Weather is a huge subject that we'll explore in more depth Real Soon Now (see our Pacific Ocean Weather page for a first cut). We generally rely on GRIB files, but they're completely automated (no human input) so subject to interpretation, with a bit of a learning curve. But there are companies that provide more comprehensive sailing wind forecasts.
What is Cruising?
This is the term we sailors use to describe the lifestyle of living aboard a sailboat and traveling, by sailing ourselves over the sea, to all parts of the globe. It has nothing to do with being a passenger on a cruise ship! "Cruisers" are the people who embark on this lifestyle. We also fondly call ourselves "yachties" although many of us would refute the word "yacht" to describe our sailboats. The term "yacht" somehow implies mega-fancy, expensive toys belonging to billionaires who don't work on their own boats (which all of us certainly do!) Humorists Henry Beard and Roy McKie, in their delightful dictionary "Sailing" define the term yacht, in part, as a word used "by many boat owners to describe their vessel to persons who have never seen it and are never likely to do so."
Cruising as a Family
If you're a sailing family, or thinking of taking your family cruising, you might want to read Sue's article on Cruising with Teens, as well as what Chris and Amanda wrote about this lifestyle.

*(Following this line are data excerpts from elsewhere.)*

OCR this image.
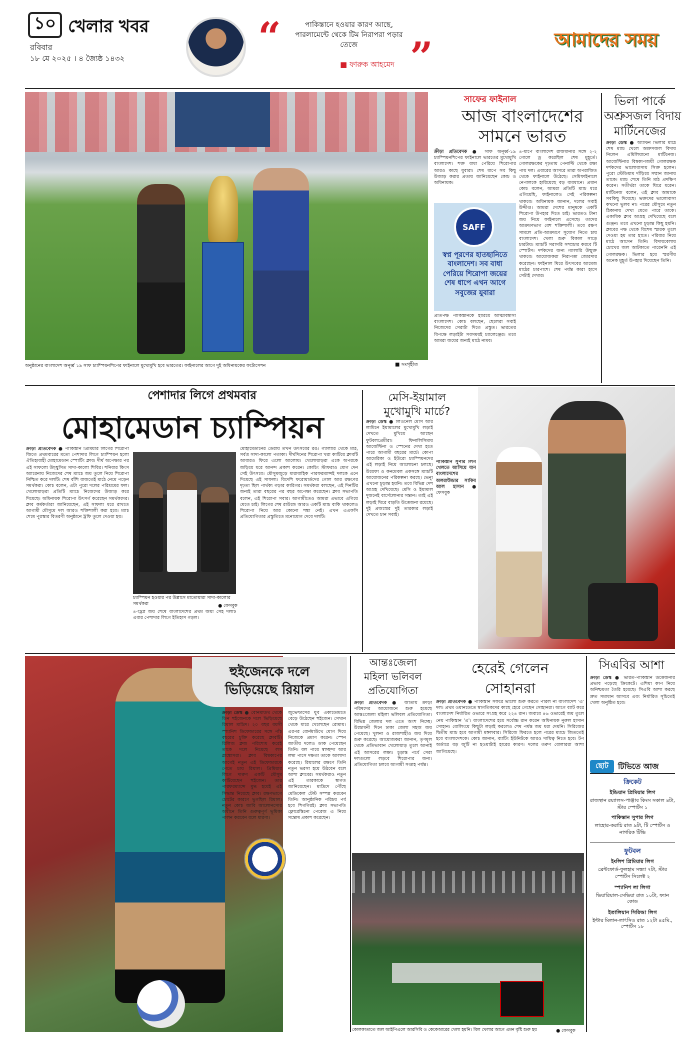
১০ খেলার খবর
রবিবার
১৮ মে ২০২৫ । ৪ জ্যৈষ্ঠ ১৪৩২	“	পাকিস্তানে হওয়ার কারণ আছে, পারলামেন্টে থেকে টিম নিরাপরা পড়ার তেজে
■ ফারুক আহমেদ ”	আমাদের সময়
অনুষ্ঠানের বাংলাদেশ অনূর্ধ্ব ১৯ সাফ চ্যাম্পিয়নশিপের ফাইনালে মুখোমুখি হবে ভারতের। ফাইনালের আগে দুই অধিনায়কের ফটোসেশন	■ সংগৃহীত
সাফের ফাইনাল
আজ বাংলাদেশের
সামনে ভারত
ক্রীড়া প্রতিবেদক ● সাফ অনূর্ধ্ব-১৯ চ্যাম্পিয়নশিপের ফাইনালে ভারতের মুখোমুখি বাংলাদেশ। শক্ত বাধা পেরিয়ে শিরোপার আরও কাছে যুবারা। শেষ ধাপে সব কিছু উজাড় করার প্রত্যয় জানিয়েছেন কোচ ও অধিনায়ক।
SAFF
স্বপ্ন পূরণের হাতছানিতে বাংলাদেশ। সব বাধা পেরিয়ে শিরোপা জয়ের শেষ ধাপে এখন আগে সবুজের যুবারা
প্রতিপক্ষ পাকিস্তানকে হারিয়ে আত্মবিশ্বাসী বাংলাদেশ। কোচ বলছেন, ছেলেরা সবাই নিজেদের সেরাটা দিতে প্রস্তুত। ভারতের বিপক্ষে লড়াইটা সবসময়ই চ্যালেঞ্জের। তবে আমরা জয়ের জন্যই মাঠে নামব।
৪-ধাপে বাংলাদেশ রাজধানীর সঙ্গে ২-২ গোলে ড্র করেছিল শেষ মুহূর্তে। গোলরক্ষকের দৃঢ়তায় পেনাল্টি থেকে রক্ষা পায় দল। এবারের আসরে তারা অপরাজিত থেকে ফাইনালে উঠেছে। সেমিফাইনালে নেপালকে হারিয়েছে বড় ব্যবধানে। প্রধান কোচ বলেন, আমরা প্রতিটি ম্যাচ ধরে এগিয়েছি, ফাইনালেও সেই পরিকল্পনা থাকবে। অধিনায়ক জানান, দলের সবাই উদ্দীপ্ত। আমরা দেশের মানুষকে একটি শিরোপা উপহার দিতে চাই। ভারতও টানা জয় নিয়ে ফাইনালে এসেছে। তাদের আক্রমণভাগ বেশ শক্তিশালী। তবে রক্ষণ সামলে প্রতি-আক্রমণে সুযোগ নিতে চায় বাংলাদেশ। খেলা শুরু বিকাল সাড়ে চারটায়। ম্যাচটি সরাসরি সম্প্রচার করবে টি স্পোর্টস। দর্শকদের জন্য গ্যালারি উন্মুক্ত থাকবে। আয়োজকরা নিরাপত্তা জোরদার করেছেন। ফাইনাল ঘিরে উৎসবের আমেজ মাঠের চারপাশে। শেষ পর্যন্ত কারা হাসে সেটাই দেখার।
ভিলা পার্কে
অশ্রুসজল বিদায়
মার্টিনেজের
ক্রীড়া ডেস্ক ● অ্যাস্টন ভিলার মাঠে শেষ ম্যাচ খেলে অশ্রুসজল বিদায় নিলেন এমিলিয়ানো মার্টিনেজ। আর্জেন্টিনার বিশ্বকাপজয়ী গোলরক্ষক দর্শকদের ভালোবাসায় সিক্ত হলেন। পুরো স্টেডিয়াম দাঁড়িয়ে সম্মান জানায় তাকে। ম্যাচ শেষে তিনি মাঠ প্রদক্ষিণ করেন। সতীর্থরা তাকে ঘিরে ধরেন। মার্টিনেজ বলেন, এই ক্লাব আমাকে সবকিছু দিয়েছে। ভক্তদের ভালোবাসা কখনো ভুলব না। পরের মৌসুমে নতুন ঠিকানায় দেখা যেতে পারে তাকে। একাধিক ক্লাব আগ্রহ দেখিয়েছে বলে গুঞ্জন। তবে এখনো চূড়ান্ত কিছু হয়নি। ক্লাবের পক্ষ থেকে বিশেষ স্মারক তুলে দেওয়া হয় তার হাতে। পরিবার নিয়ে মাঠে আসেন তিনি। বিদায়বেলায় চোখের জল আটকাতে পারেননি এই গোলরক্ষক। ভিলার হয়ে স্মরণীয় অনেক মুহূর্ত উপহার দিয়েছেন তিনি।
পেশাদার লিগে প্রথমবার
মোহামেডান চ্যাম্পিয়ন
ক্রীড়া প্রতিবেদক ● পাকিস্তান প্রিমিয়ার লিগের শিরোপা জিতে প্রথমবারের মতো পেশাদার লিগে চ্যাম্পিয়ন হলো ঐতিহ্যবাহী মোহামেডান স্পোর্টিং ক্লাব। দীর্ঘ অপেক্ষার পর এই সাফল্যে উচ্ছ্বসিত সাদা-কালো শিবির। শনিবার কিংস অ্যারেনায় নিজেদের শেষ ম্যাচে জয় তুলে নিয়ে শিরোপা নিশ্চিত করে দলটি। শেষ বাঁশি বাজতেই মাঠে নেমে পড়েন সমর্থকরা। কোচ বলেন, এটা পুরো দলের পরিশ্রমের ফল। খেলোয়াড়রা প্রতিটি ম্যাচে নিজেদের উজাড় করে দিয়েছে। অধিনায়ক শিরোপা উৎসর্গ করেছেন সমর্থকদের। ক্লাব কর্মকর্তারা জানিয়েছেন, এই সাফল্য ধরে রাখতে আগামী মৌসুমে দল আরও শক্তিশালী করা হবে। ম্যাচ শেষে পুরস্কার বিতরণী অনুষ্ঠানে ট্রফি তুলে দেওয়া হয়।
চ্যাম্পিয়ন হওয়ার পর উল্লাসে মাতোয়ারা সাদা-কালোর সমর্থকরা	● ফেসবুক
৪-ট্রিপ্ল জয় শেষে বাংলাদেশের প্রথম জয়ী সেই দলটি এবার পেশাদার লিগে ইতিহাস গড়ল।
মোহামেডানের ডেরায় তখন উৎসবের রঙ। গ্যালারি থেকে মাঠ, সর্বত্র সাদা-কালো পতাকা। দীর্ঘদিনের শিরোপা খরা কাটিয়ে ক্লাবটি আবারও ফিরে এলো আলোয়। খেলোয়াড়রা একে অপরকে জড়িয়ে ধরে আনন্দ প্রকাশ করেন। কোচিং স্টাফরাও যোগ দেন সেই উৎসবে। মৌসুমজুড়ে ধারাবাহিক পারফরম্যান্সই দলকে এনে দিয়েছে এই সাফল্য। বিদেশি ফরোয়ার্ডদের গোল আর রক্ষণের দৃঢ়তা ছিল পার্থক্য গড়ার কারিগর। সমর্থকরা বলছেন, এই দিনটির জন্যই তারা বছরের পর বছর অপেক্ষা করেছেন। ক্লাব সভাপতি বলেন, এই শিরোপা সবার। আগামীতেও আমরা এভাবে এগিয়ে যেতে চাই। লিগের শেষ রাউন্ডে আরও একটি ম্যাচ বাকি থাকলেও শিরোপা নিয়ে আর কোনো শঙ্কা নেই। এখন এএফসি প্রতিযোগিতার প্রস্তুতিতে মনোযোগ দেবে দলটি।
মেসি-ইয়ামাল
মুখোমুখি মার্চে?
ক্রীড়া ডেস্ক ● লিওনেল মেসি আর লামিনে ইয়ামালের মুখোমুখি লড়াই দেখতে মুখিয়ে আছেন ফুটবলপ্রেমীরা। ফিনালিসিমায় আর্জেন্টিনা ও স্পেনের দেখা হতে পারে আগামী বছরের মার্চে। কোপা আমেরিকা ও ইউরো চ্যাম্পিয়নদের এই লড়াই নিয়ে আলোচনা চলছে। উয়েফা ও কনমেবল একসঙ্গে ম্যাচটি আয়োজনের পরিকল্পনা করছে। ভেন্যু এখনো চূড়ান্ত হয়নি। তবে বিভিন্ন দেশ আগ্রহ দেখিয়েছে। মেসি ও ইয়ামাল দুজনেই বার্সেলোনার সন্তান। তাই এই লড়াই ঘিরে বাড়তি উত্তেজনা রয়েছে। দুই প্রজন্মের দুই তারকার লড়াই দেখতে চান সবাই।
পাকিস্তান সুপার লিগ খেলতে আসিয়ে যান বাংলাদেশের অলরাউন্ডার সাকিব আল হাসান ● ফেসবুক
হুইজেনকে দলে
ভিড়িয়েছে রিয়াল
ক্রীড়া ডেস্ক ● বোর্নমাউথ থেকে ডিন হুইজেনকে দলে ভিড়িয়েছে রিয়াল মাদ্রিদ। ২০ বছর বয়সী স্প্যানিশ ডিফেন্ডারের সঙ্গে পাঁচ বছরের চুক্তি করেছে ক্লাবটি। রিলিজ ক্লজ পরিশোধ করেই তাকে দলে নিয়েছে লস ব্লাঙ্কোসরা। ক্লাব বিশ্বকাপের আগেই নতুন এই ডিফেন্ডারকে পেতে চায় রিয়াল। প্রিমিয়ার লিগে দারুণ একটি মৌসুম কাটিয়েছেন হুইজেন। তার পারফরম্যান্সে মুগ্ধ হয়েই এই সিদ্ধান্ত নিয়েছে ক্লাব। রক্ষণভাগে চোটের কারণে ভুগছিল রিয়াল। নতুন কোচ জাবি আলোনসোর অধীনে তিনি গুরুত্বপূর্ণ ভূমিকা পালন করবেন বলে ধারণা।
জুভেন্টাসের যুব একাডেমিতে বেড়ে উঠেছেন হুইজেন। সেখান থেকে ধারে খেলেছেন রোমায়। এরপর বোর্নমাউথে যোগ দিয়ে নিজেকে প্রমাণ করেন। স্পেন জাতীয় দলেও ডাক পেয়েছেন তিনি। বল পায়ে স্বাচ্ছন্দ্য আর লম্বা পাসে দক্ষতা তাকে আলাদা করেছে। রিয়ালের রক্ষণে তিনি নতুন ভরসা হয়ে উঠবেন বলে আশা ক্লাবের। সমর্থকরাও নতুন এই তারকাকে স্বাগত জানিয়েছেন। মাদ্রিদে পৌঁছে মেডিকেল টেস্ট সম্পন্ন করবেন তিনি। আনুষ্ঠানিক পরিচয় পর্ব হবে শিগগিরই। ক্লাব সভাপতি ফ্লোরেন্তিনো পেরেজ এ নিয়ে সন্তোষ প্রকাশ করেছেন।
আন্তঃজেলা
মহিলা ভলিবল
প্রতিযোগিতা
ক্রীড়া প্রতিবেদক ● জাতীয় ক্রীড়া পরিষদের আয়োজনে শুরু হয়েছে আন্তঃজেলা মহিলা ভলিবল প্রতিযোগিতা। বিভিন্ন জেলার দল এতে অংশ নিচ্ছে। উদ্বোধনী দিনে ঢাকা জেলা সহজ জয় পেয়েছে। খুলনা ও রাজশাহীও জয় দিয়ে শুরু করেছে। আয়োজকরা জানান, তৃণমূল থেকে প্রতিভাবান খেলোয়াড় তুলে আনাই এই আসরের লক্ষ্য। চূড়ান্ত পর্বে সেরা দলগুলো লড়বে শিরোপার জন্য। প্রতিযোগিতা চলবে আগামী সপ্তাহ পর্যন্ত।
হেরেই গেলেন
সোহানরা
ক্রীড়া প্রতিবেদক ● পাকিস্তান সফরে ভালো শুরু করতে পারল না বাংলাদেশ 'এ' দল। প্রথম ওয়ানডেতে স্বাগতিকদের কাছে হেরে গেছেন সোহানরা। আগে ব্যাট করে বাংলাদেশ নির্ধারিত ওভারে সংগ্রহ করে ২২৪ রান। জবাবে ৪৬ ওভারেই জয় তুলে নেয় পাকিস্তান 'এ'। বাংলাদেশের হয়ে সর্বোচ্চ রান করেন অধিনায়ক নুরুল হাসান সোহান। বোলিংয়ে কিছুটা লড়াই করলেও শেষ পর্যন্ত জয় ধরা দেয়নি। সিরিজের দ্বিতীয় ম্যাচ হবে আগামী মঙ্গলবার। সিরিজে ফিরতে হলে পরের ম্যাচে জিততেই হবে বাংলাদেশকে। কোচ জানান, ব্যাটিং ইউনিটকে আরও দায়িত্ব নিতে হবে। টপ অর্ডারে বড় জুটি না হওয়াটাই হারের কারণ। দলের তরুণ বোলাররা আশা জাগিয়েছে।
কোলকাতাতে জল আইপিএলে আরসিবি ও কেকেআরের খেলা হয়নি। বিল খেলার আগে এমন বৃষ্টি শুরু হয়	● ফেসবুক
সিএবির আশা
ক্রীড়া ডেস্ক ● ভারত-পাকিস্তান উত্তেজনার প্রভাব পড়েছে ক্রিকেটে। এশিয়া কাপ নিয়ে অনিশ্চয়তা তৈরি হয়েছে। সিএবি আশা করছে দ্রুত সমাধান আসবে এবং নির্ধারিত সূচিতেই খেলা অনুষ্ঠিত হবে।
ছোট	টিভিতে আজ
ক্রিকেট
ইন্ডিয়ান প্রিমিয়ার লিগ
রাজস্থান রয়্যালস-পাঞ্জাব কিংস সকাল ৪টা, স্টার স্পোর্টস ১
পাকিস্তান সুপার লিগ
লাহোর-করাচি রাত ৯টা, টি স্পোর্টস ও নাগরিক টিভি
ফুটবল
ইংলিশ প্রিমিয়ার লিগ
ব্রেন্টফোর্ড-ফুলহাম সন্ধ্যা ৭টা, স্টার স্পোর্টস সিলেক্ট ২
স্প্যানিশ লা লিগা
ভিয়ারিয়াল-সেভিয়া রাত ১০টা, ফ্যান কোড
ইতালিয়ান সিরিআ লিগ
ইন্টার মিলান-লাৎসিও রাত ১২টা ৪৫মি., স্পোর্টস ১৮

Chris has a big section with many pages on all aspects of the Cruising Life (written when he was 16‑18 and not edited by adults). Amanda writes about her feelings about life on a sailboat, written when she was 18, looking back on 6 years aboard. For us parents, we feel that this lifestyle turns out wonderful young adults, and we don't just mean our own, as we see it over and over. Cruising kids are usually given many more responsibilities than shore-based kids, and the vast majority of them rise to those responsibilities, becoming more responsible themselves. They tend to become a bit precocious, but that's not unexpected, given that they're living in an adult world. But that interaction also makes them more used to dealing with adults in mature ways, becoming more mature themselves in the process. Also, the opportunity to be with our kids so much of the time has been an absolute god-send to us. It also limits a lot of the peer‑pressure that kids are exposed to (for alcohol, drugs, sex, etc) in most high schools.